Insbesondere in Südeuropa und einigen osteuropäischen Ländern ist die Lage alles andere als gut. So können Portugal und Spanien sowie Tschechien nicht positiv in die Zukunft blicken. Unter diesen drei Ländern bleibt wohl nur für Spanien die Hoffnung auf Zuversicht, denn Experten erwarten hier ab dem Jahr 2015 einen, wenn auch schwachen, Anstieg der Bautätigkeit im Wohnungsbau.

Die Schweiz und Frankreich werden wohl zwischen den Jahren 2013 und 2015 mit rückläufigen Zahlen rechnen müssen.
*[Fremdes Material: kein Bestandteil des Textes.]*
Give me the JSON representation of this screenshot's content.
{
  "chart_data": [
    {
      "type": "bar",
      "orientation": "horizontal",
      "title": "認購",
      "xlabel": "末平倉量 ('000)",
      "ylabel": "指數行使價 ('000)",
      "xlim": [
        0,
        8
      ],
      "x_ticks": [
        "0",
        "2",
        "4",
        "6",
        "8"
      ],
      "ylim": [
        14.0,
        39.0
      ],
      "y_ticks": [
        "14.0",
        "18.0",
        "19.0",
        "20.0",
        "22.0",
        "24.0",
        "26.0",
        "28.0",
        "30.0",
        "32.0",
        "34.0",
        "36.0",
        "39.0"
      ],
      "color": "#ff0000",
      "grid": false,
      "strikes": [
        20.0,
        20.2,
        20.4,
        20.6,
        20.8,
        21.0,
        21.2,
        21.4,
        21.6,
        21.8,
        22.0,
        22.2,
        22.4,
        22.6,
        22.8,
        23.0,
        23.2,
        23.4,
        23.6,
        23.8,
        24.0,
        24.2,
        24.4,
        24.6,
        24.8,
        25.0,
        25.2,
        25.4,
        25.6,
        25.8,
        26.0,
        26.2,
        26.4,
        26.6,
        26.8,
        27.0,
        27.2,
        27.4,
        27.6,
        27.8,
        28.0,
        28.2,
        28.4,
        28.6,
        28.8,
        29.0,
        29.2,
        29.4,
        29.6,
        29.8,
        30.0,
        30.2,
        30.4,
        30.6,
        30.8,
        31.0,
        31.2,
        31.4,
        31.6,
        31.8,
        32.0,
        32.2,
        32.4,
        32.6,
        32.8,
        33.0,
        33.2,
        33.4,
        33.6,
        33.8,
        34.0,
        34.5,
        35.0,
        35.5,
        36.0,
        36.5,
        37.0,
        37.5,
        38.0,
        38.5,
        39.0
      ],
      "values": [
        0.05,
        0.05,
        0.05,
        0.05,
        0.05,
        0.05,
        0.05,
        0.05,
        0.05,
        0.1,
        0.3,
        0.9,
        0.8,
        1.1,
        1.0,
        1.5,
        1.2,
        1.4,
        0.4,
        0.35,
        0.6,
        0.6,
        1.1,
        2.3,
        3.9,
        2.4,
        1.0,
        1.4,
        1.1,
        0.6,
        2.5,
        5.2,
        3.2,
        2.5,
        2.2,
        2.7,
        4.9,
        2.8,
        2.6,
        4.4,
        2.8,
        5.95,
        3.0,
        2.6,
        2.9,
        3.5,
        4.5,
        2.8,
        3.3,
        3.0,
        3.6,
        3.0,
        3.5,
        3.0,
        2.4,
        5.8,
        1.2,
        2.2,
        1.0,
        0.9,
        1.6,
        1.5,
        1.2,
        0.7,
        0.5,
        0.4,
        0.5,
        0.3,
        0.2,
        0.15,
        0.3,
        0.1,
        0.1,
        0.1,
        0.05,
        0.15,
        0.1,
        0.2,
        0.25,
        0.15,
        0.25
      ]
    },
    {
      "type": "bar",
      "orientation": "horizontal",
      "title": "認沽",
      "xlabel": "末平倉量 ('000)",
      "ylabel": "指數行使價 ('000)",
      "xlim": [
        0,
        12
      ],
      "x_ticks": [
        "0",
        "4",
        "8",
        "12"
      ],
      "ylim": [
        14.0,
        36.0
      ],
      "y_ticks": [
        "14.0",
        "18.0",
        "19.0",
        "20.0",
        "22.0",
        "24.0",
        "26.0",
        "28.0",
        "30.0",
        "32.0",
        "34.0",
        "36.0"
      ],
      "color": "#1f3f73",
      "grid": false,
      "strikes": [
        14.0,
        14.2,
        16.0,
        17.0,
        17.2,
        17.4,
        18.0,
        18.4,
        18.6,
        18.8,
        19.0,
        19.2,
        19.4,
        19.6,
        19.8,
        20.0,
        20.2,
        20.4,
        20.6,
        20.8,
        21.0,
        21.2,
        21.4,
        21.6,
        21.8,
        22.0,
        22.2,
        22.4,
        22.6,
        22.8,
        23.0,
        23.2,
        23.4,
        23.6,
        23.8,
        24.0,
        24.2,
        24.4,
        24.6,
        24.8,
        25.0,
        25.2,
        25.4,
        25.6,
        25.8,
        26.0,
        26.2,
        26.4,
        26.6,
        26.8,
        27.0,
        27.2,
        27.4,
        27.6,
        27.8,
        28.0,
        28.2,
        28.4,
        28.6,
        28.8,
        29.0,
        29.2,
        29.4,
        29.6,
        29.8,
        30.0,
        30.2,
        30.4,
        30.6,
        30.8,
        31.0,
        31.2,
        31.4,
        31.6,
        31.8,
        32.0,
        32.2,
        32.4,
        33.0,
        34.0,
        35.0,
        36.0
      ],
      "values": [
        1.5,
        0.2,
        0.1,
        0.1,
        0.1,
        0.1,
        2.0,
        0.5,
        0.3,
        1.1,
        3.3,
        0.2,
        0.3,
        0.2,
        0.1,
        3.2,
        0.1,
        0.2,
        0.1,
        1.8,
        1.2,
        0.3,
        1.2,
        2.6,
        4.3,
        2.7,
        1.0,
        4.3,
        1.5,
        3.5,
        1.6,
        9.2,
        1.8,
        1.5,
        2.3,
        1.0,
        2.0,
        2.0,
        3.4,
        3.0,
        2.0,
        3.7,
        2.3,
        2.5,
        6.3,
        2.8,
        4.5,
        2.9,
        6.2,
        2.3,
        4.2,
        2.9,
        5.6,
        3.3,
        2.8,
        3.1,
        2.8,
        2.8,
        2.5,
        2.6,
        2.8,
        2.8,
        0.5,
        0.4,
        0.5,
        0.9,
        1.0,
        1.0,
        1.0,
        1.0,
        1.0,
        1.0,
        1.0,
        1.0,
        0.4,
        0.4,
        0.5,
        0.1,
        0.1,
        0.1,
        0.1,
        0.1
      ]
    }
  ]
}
In Italien dagegen wird wohl ab 2014 ein Aufwärtstrend vorliegen. Norwegen steht im Vergleich zu den insgesamt 19 EUROCONSTRUCT-Ländern sehr gut da. Bereits im Jahr 2011 konnte man einen Anstieg der Bautätigkeit im Wohnungsbau vermelden, der voraussichtlich auch noch bis zum Jahr 2015 anhält. Norwegen profitiert hierbei vor allem von seiner immer noch guten wirtschaftlichen Lage, was sich in der Bautätigkeit entsprechend niederschlägt.

Ebenfalls positiv ist es um Deutschland bestellt. Hier konnte schon seit dem Jahr 2010 ein Anstieg der Bautätigkeit festgestellt werden, der sich in diesem Jahr insbesondere im Neubau noch mal stark steigern wird. „Die niedrigen Bauzinsen, die stark gestiegene Zuwanderung sowie die anhaltende Flucht in Sachwerte dürften den Wohnungsbau hierzulande weiterhin stimulieren. Für 2015 rechnen wir mit rund 240.000 Wohnungsfertigstellungen. Dies würde einen Anstieg gegenüber 2010 um etwa 100.000 Einheiten beuteten“, sagt Ludwig Dorffmeister, Bau-Experte aus dem ifo Zentrum für Industrieökonomik und neue Technologien, über die Situation.

Insgesamt lässt sich zusammenfassend feststellen, dass die Aktivitäten im Neubau noch wesentlich schlechter sind als bei denen im Bestandsbau. Und auch wenn man für das laufende Jahr in vielen Ländern weitere Einbrüche erwartet, so ist man sich sicher, dass es aber im kommenden Jahr wieder vorangehen wird.